Quando voleva raccontare i valori, anche di questa terra, lo faceva attraverso la poesia. Nei suoi versi c’è sempre un richiamo al riconnettersi con ciò che chiamava la sua tribù: un termine non poetico, ma sociologico. Non coincide con la famiglia, è molto di più, ha un significato più esteso e complesso. Quando descrive le persone che andavano dalla madre a chiedere l’elemosina non le guarda mai con pietà, né le descrive come gli “ultimi” o elementi residuali della società. Anzi, attribuisce loro una funzione necessaria: bussando di porta in porta sono coloro che trasmettono le notizie, liete e tragiche, della comunità.

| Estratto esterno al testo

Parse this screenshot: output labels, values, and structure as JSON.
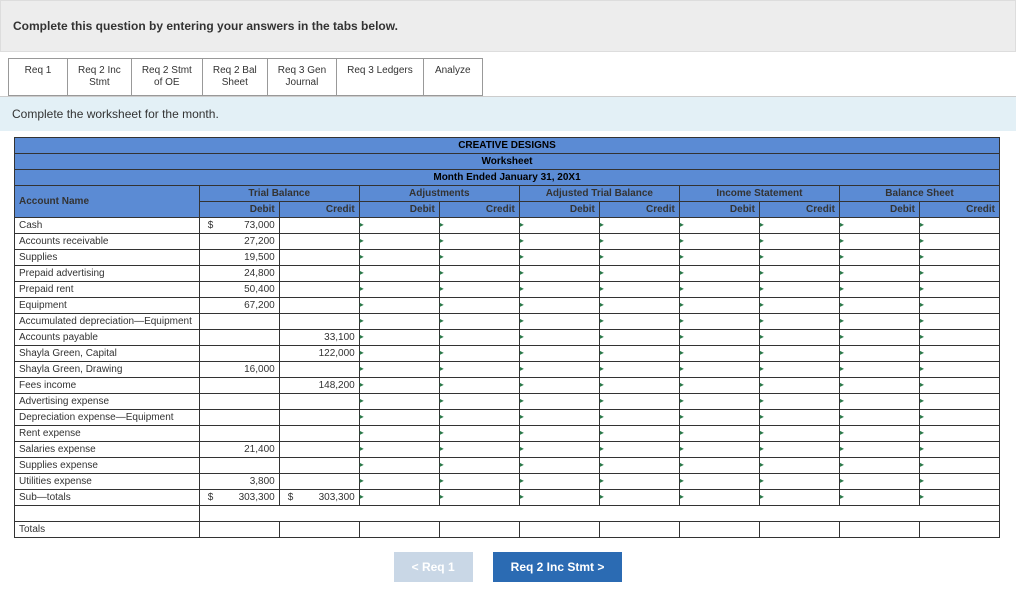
{
  "instruction": "Complete this question by entering your answers in the tabs below.",
  "tabs": [
    "Req 1",
    "Req 2 Inc Stmt",
    "Req 2 Stmt of OE",
    "Req 2 Bal Sheet",
    "Req 3 Gen Journal",
    "Req 3 Ledgers",
    "Analyze"
  ],
  "subinstruction": "Complete the worksheet for the month.",
  "title1": "CREATIVE DESIGNS",
  "title2": "Worksheet",
  "title3": "Month Ended January 31, 20X1",
  "colgroups": [
    "Trial Balance",
    "Adjustments",
    "Adjusted Trial Balance",
    "Income Statement",
    "Balance Sheet"
  ],
  "account_label": "Account Name",
  "dc": {
    "d": "Debit",
    "c": "Credit"
  },
  "rows": [
    {
      "name": "Cash",
      "tb_d": "73,000",
      "dollar": true
    },
    {
      "name": "Accounts receivable",
      "tb_d": "27,200"
    },
    {
      "name": "Supplies",
      "tb_d": "19,500"
    },
    {
      "name": "Prepaid advertising",
      "tb_d": "24,800"
    },
    {
      "name": "Prepaid rent",
      "tb_d": "50,400"
    },
    {
      "name": "Equipment",
      "tb_d": "67,200"
    },
    {
      "name": "Accumulated depreciation—Equipment"
    },
    {
      "name": "Accounts payable",
      "tb_c": "33,100"
    },
    {
      "name": "Shayla Green, Capital",
      "tb_c": "122,000"
    },
    {
      "name": "Shayla Green, Drawing",
      "tb_d": "16,000"
    },
    {
      "name": "Fees income",
      "tb_c": "148,200"
    },
    {
      "name": "Advertising expense"
    },
    {
      "name": "Depreciation expense—Equipment"
    },
    {
      "name": "Rent expense"
    },
    {
      "name": "Salaries expense",
      "tb_d": "21,400"
    },
    {
      "name": "Supplies expense"
    },
    {
      "name": "Utilities expense",
      "tb_d": "3,800"
    },
    {
      "name": "Sub—totals",
      "tb_d": "303,300",
      "tb_c": "303,300",
      "dollar": true,
      "dollar_c": true
    }
  ],
  "totals_label": "Totals",
  "nav": {
    "prev": "<  Req 1",
    "next": "Req 2 Inc Stmt  >"
  }
}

E che cosa avrebbe detto della Basilicata del terzo millennio?

Sinisgalli saluta la grande industria, ma difende la terra se la sente minacciata. Nella poesia Insegna scrive: «Nessuno la vuole la sapida /scherda, non c’è/ più fame al mondo,/ nemmeno quaggiù/nel sud profondo/di merda». Voleva che le cose cambiassero in termini di umanità, non rispetto agli elettrodomestici disponibili nelle case. Nel 1965 realizza Paese Lucano, un libro fotografico con alcune poesie sue, di Mario Trufelli, Rocco Scotellaro. Quel volume gli era stato commissionato dall’Eni che, giunta in Val Basento per l’esplorazione dei giacimenti di gas, voleva avere a disposizione un dono per i dipendenti e le istituzioni. Sinisgalli confeziona un prodotto in cui dice: questa è la mia terra autentica. E non ci sono tra quelle pagine segni dell’espressione di un’antropologia deteriore, un po’ demartiniana, in cui viene esaltata l’arretratezza attraverso il magismo.

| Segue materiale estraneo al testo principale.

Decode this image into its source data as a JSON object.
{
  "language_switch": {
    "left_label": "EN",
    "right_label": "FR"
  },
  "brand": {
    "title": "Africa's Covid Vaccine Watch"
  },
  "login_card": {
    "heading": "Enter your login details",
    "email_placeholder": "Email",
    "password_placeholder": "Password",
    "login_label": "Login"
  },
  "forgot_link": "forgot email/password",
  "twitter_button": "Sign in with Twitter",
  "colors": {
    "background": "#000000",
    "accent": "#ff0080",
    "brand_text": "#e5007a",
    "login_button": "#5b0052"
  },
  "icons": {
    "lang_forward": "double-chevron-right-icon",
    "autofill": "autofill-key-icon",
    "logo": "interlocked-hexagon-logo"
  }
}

Perché vale la pena affidargli il ruolo di icona della Basilicata oggi?

Della sua terra non si dimentica mai. In Civiltà delle Macchine, una rivista che guardava alle imprese di Ansaldo, Finmeccanica, Fincantieri, coinvolge i ragazzi lucani degli anni Cinquanta, Trufelli, Guerricchio, Riviello. Lo sviluppo era al nord, ma Sinisgalli non ci lasciava isolati.

Andrebbe studiato, quindi, ancora di più?

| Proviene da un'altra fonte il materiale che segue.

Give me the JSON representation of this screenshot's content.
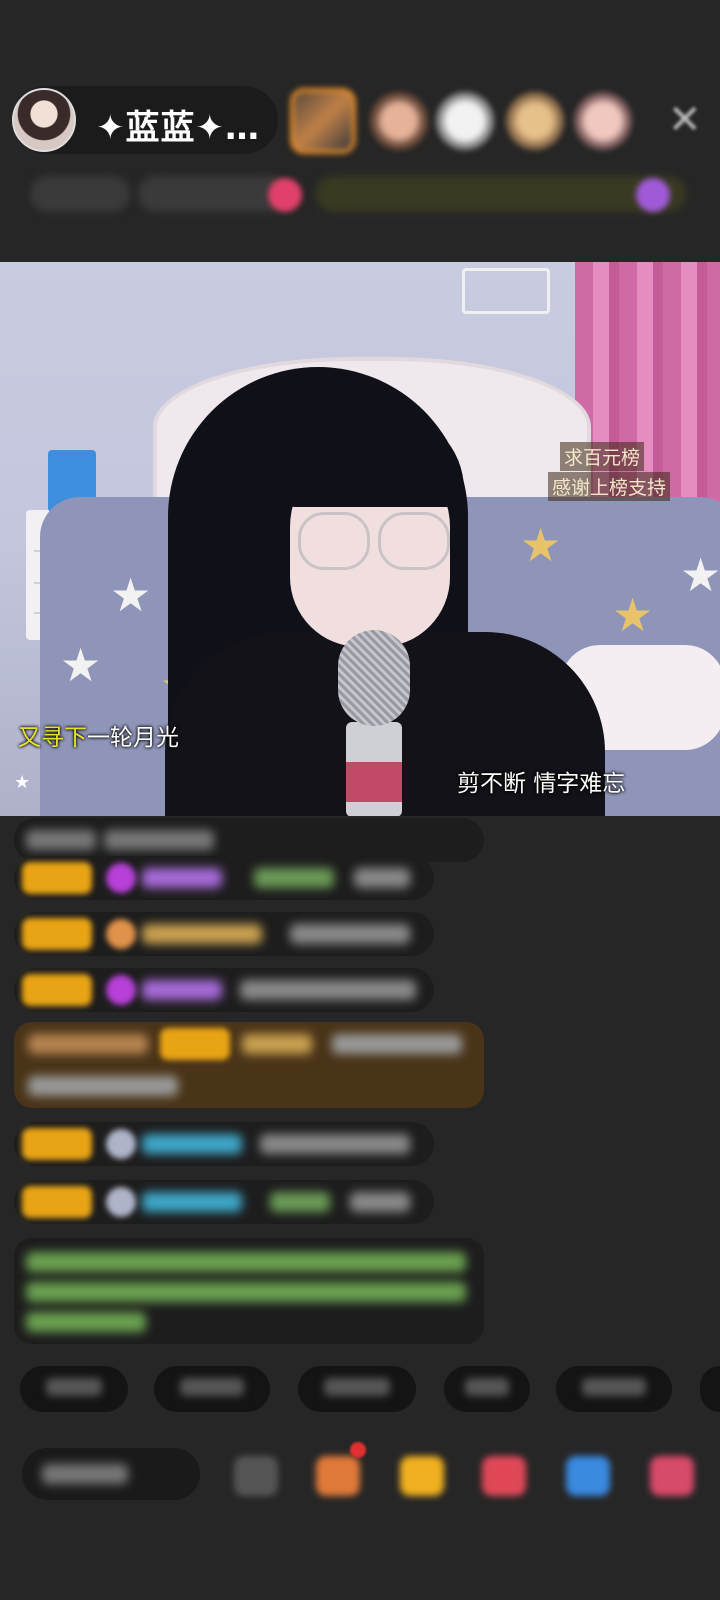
{
  "header": {
    "host_name": "✦蓝蓝✦…",
    "close_icon": "close-icon"
  },
  "video": {
    "lyric_line_1_highlight": "又寻下",
    "lyric_line_1_rest": "一轮月光",
    "lyric_line_2": "剪不断 情字难忘",
    "notice_1": "求百元榜",
    "notice_2": "感谢上榜支持"
  }
}
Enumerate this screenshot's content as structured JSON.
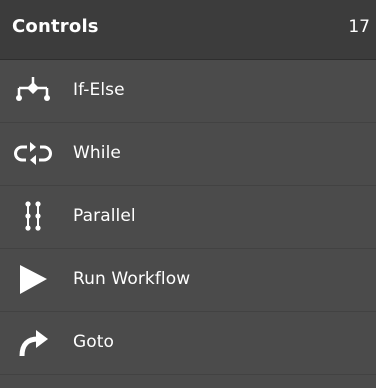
{
  "header": {
    "title": "Controls",
    "count": "17"
  },
  "items": [
    {
      "label": "If-Else",
      "icon": "branch-icon"
    },
    {
      "label": "While",
      "icon": "loop-icon"
    },
    {
      "label": "Parallel",
      "icon": "parallel-icon"
    },
    {
      "label": "Run Workflow",
      "icon": "play-icon"
    },
    {
      "label": "Goto",
      "icon": "redirect-arrow-icon"
    }
  ],
  "colors": {
    "panel_background": "#4b4b4b",
    "header_background": "#3c3c3c",
    "text": "#ffffff"
  }
}
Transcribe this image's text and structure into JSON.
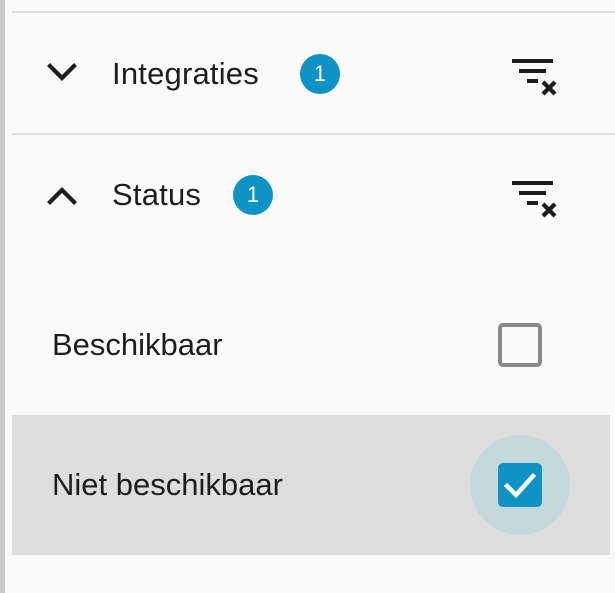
{
  "colors": {
    "accent": "#0f93c6",
    "selected_row": "#dedede",
    "background": "#fafafa"
  },
  "sections": [
    {
      "title": "Integraties",
      "count": "1",
      "expanded": false,
      "chevron_icon": "chevron-down-icon",
      "clear_icon": "filter-clear-icon"
    },
    {
      "title": "Status",
      "count": "1",
      "expanded": true,
      "chevron_icon": "chevron-up-icon",
      "clear_icon": "filter-clear-icon",
      "options": [
        {
          "label": "Beschikbaar",
          "checked": false
        },
        {
          "label": "Niet beschikbaar",
          "checked": true
        }
      ]
    }
  ]
}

Da troppo tempo la scuola è ripiegata su stessa, un microcosmo che fa fatica a dialogare con il mondo attorno. La cultura è sempre stata distribuita in chiave filonordica, a causa di una variegata serie di fattori. Al nord ci sono fondazioni, centri economici. L’editoria, inoltre, ruota attorno a Milano e forse tende a guardare alle voci limitrofe. Abbiamo sempre aspettato che qualcuno ce lo dicesse per credere negli autori a noi vicini. Certo, poi se un personaggio è grande lo decide la critica, ma almeno dobbiamo creare le condizioni, a partire da un curriculum differenziato nelle scuole. Mi sono stupito ogni volta che l’Università Bocconi o il Politecnico di Torino hanno investito su Sinisgalli con pubblicazioni e ricerche, sono arrivate richieste di collaborazioni dalla Liguria. Devono dirci gli altri quali sono i nostri punti di riferimento culturale. La letteratura meridionale è stata a lungo boicottata. E le nostre università dovrebbero fare di più, ci sono ampi margini. Con la rettrice Aurelia Sole, l’Unibas, devo dire, ha assicurato una presenza importante. Certo, possiamo fare tutti di più. Del resto un personaggio eclettico come Sinisgalli permette di lavorare sugli snodi, sui margini di contatto tra le discipline.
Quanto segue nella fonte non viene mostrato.